Protocol of the Session on June 29, 2001

Herr Sachse, der Begriff „Flugplatz-Luftverkehrskonzeption“ ist in dem Protokoll von Ihrem Minister dokumentiert. Er hat 1998 gesagt, dass er ein solches Konzept für das Land vorlegen will. Nun müssen Sie dem Minister sagen, dass das Land zu klein ist, dass er so etwas nicht machen soll. Pfeifen Sie ihn zurück.

(Herr Sachse, SPD: Pfeifen? Wir reden darüber!)

- Ja, oder reden Sie darüber. Machen Sie das. Aber das ist die Situation.

(Herr Sachse, SPD: Gepfiffen wurde früher viel- leicht!)

- Ja, Herr Sachse. - Wir machen für alles Konzeptionen. Bei jeder Angelegenheit, die irgendwie nicht klappt, sagen Sie: Wir machen erst einmal eine Konzeption. Bei diesem Punkt kann das Ergebnis auch heißen, das brauchen wir nicht. Ich will nicht sagen, wie es aussehen soll. Aber wir brauchen erst einmal eine Diskussionsgrundlage, sodass wir uns darauf einigen können, was wir in Sachsen-Anhalt brauchen. Um nicht mehr und nicht weniger geht es in unserem Antrag.

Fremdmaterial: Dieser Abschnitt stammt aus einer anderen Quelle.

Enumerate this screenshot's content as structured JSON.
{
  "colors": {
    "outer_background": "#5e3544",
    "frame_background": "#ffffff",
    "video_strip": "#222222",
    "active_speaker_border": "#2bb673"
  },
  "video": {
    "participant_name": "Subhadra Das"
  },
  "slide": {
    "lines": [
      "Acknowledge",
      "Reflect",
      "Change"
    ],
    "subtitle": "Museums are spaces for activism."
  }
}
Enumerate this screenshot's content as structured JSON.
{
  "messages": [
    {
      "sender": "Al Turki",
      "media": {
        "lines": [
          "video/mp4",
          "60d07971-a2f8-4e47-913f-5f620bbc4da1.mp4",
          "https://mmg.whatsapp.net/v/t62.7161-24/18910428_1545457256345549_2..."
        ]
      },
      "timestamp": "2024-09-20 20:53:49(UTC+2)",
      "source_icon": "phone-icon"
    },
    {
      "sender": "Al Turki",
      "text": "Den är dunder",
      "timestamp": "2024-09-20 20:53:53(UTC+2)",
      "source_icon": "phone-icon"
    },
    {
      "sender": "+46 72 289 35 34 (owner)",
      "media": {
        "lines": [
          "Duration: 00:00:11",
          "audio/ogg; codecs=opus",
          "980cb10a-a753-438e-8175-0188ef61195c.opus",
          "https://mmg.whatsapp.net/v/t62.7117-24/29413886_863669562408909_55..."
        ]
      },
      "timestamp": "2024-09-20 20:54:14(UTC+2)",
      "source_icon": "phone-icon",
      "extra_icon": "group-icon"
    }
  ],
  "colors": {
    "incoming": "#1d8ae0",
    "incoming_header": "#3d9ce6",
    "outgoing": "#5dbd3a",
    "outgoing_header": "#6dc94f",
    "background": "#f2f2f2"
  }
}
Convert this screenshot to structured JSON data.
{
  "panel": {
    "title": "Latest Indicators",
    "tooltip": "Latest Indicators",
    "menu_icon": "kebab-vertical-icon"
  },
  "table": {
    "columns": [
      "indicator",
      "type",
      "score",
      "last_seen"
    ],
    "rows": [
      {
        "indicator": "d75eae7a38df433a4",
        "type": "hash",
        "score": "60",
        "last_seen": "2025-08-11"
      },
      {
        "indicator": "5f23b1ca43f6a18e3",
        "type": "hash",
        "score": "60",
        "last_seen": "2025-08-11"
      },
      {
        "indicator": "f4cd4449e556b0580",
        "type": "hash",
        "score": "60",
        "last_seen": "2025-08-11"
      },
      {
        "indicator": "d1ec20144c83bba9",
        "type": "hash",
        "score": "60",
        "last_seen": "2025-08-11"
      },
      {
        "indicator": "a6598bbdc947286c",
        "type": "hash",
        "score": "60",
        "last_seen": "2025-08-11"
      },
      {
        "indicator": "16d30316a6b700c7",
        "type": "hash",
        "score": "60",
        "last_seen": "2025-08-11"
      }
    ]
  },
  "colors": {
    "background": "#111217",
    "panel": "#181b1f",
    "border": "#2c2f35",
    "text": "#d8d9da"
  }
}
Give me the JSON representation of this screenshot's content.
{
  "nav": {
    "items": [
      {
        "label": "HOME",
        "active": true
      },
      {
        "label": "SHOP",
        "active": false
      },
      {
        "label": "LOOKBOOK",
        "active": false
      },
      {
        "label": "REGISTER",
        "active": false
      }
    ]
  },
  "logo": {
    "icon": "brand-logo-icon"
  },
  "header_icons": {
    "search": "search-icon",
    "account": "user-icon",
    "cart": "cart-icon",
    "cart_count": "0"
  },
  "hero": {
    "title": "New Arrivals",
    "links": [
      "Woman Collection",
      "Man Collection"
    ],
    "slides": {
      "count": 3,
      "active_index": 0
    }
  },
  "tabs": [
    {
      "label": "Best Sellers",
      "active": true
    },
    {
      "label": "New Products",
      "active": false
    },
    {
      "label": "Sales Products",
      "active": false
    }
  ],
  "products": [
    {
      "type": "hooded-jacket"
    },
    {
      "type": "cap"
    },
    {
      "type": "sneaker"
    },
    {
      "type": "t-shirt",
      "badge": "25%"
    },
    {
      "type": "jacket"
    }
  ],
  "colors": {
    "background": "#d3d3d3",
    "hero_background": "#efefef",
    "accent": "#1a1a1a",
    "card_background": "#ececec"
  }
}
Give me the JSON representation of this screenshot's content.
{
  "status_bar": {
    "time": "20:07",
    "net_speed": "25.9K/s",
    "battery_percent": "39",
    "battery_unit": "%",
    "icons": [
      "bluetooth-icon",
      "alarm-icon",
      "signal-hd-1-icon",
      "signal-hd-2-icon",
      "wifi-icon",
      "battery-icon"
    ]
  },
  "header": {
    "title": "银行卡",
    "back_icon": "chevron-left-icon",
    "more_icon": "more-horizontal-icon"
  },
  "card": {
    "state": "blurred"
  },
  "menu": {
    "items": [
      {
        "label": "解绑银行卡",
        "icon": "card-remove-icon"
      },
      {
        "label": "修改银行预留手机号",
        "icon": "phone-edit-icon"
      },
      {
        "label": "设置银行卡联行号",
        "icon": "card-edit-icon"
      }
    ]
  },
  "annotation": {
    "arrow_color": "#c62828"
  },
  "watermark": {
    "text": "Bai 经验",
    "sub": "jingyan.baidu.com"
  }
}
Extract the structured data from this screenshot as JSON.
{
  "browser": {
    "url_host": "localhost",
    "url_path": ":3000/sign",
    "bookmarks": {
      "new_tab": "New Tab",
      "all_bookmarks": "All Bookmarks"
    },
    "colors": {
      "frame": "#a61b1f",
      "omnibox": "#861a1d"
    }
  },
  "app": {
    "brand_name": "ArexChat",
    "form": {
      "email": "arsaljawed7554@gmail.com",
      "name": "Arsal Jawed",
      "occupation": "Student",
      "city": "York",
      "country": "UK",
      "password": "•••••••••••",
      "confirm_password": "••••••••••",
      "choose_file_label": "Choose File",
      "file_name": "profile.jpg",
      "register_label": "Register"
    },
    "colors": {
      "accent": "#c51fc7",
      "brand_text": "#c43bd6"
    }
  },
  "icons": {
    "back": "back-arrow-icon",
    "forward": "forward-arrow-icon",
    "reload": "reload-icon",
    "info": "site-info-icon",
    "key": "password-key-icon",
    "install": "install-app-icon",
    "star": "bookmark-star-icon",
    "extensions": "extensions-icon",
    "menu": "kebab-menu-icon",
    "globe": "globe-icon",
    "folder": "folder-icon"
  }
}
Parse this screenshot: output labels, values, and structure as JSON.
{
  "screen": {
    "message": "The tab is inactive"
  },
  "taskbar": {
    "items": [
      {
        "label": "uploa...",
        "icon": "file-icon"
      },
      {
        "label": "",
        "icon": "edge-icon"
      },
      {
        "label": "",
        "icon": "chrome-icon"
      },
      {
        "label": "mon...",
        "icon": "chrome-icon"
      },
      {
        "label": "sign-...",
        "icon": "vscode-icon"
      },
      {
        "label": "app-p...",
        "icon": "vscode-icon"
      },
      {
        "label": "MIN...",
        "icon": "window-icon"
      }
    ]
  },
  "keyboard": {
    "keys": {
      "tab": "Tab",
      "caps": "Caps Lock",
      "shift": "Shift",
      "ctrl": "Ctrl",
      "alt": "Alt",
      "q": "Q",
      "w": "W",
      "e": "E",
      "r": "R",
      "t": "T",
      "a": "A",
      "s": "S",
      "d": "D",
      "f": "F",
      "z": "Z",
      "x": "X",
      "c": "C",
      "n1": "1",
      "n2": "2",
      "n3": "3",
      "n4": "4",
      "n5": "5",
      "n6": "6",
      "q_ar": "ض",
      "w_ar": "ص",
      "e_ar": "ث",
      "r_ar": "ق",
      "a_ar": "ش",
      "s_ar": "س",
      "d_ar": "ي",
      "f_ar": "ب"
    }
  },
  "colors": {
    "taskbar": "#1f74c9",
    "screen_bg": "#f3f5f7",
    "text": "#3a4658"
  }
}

Ich denke, Herr Minister, Sie haben eben deutlich zum Ausdruck gebracht, dass wir bis zum Ende dieser Legislaturperiode - die endet bekanntermaßen am 21. April 2002 um 0 Uhr - das Konzept noch vorgelegt bekommen. Aber vielleicht hat es sich am 21. April auch erledigt. Dann können wir es machen, meine Damen und Herren.

(Minister Herr Dr. Heyer lacht - Herr Sachse, SPD: Das ist wieder hochgestapelt!)

Noch zwei Anmerkungen. Die erste betrifft Cochstedt, Herr Minister. Jetzt wird es doch wieder ernst. Sie äußern sich in der Presse über Cochstedt. Der Minister Püchel äußert sich über Cochstedt. Frau Ministerin Budde äußert sich über Cochstedt. Jetzt sagen Sie am Rednerpult, das letzte Mal seien Sie vor drei Jahren in Cochstedt gewesen, das wüssten Sie ganz genau. Dazu

muss ich Ihnen als Verkehrsminister dieses Landes sagen: Sie sagen, Sie waren das letzte Mal vor einigen Jahren in Cochstedt, und jetzt äußern Sie sich dazu?

(Minister Herr Dr. Heyer: Das ist doch Quatsch!)

Beide Minister, Sie und Herr Püchel, sagen, dort muss es weitergehen. Frau Budde sagt: Im Moment gibt es keine Fördermittel. Das Thema sollten wir im Ausschuss noch einmal aufrufen.

Zweitens. Eine große Zeitung hat die Minister in dieser Woche befragt. Der Raumordnungsminister hat gesagt, er sei dafür nicht zuständig. Der Verkehrsminister hat durch seinen Pressesprecher antworten lassen, man gebe keine Auskunft. Das endete in der Frage, ob die Regierung sprachlos sei.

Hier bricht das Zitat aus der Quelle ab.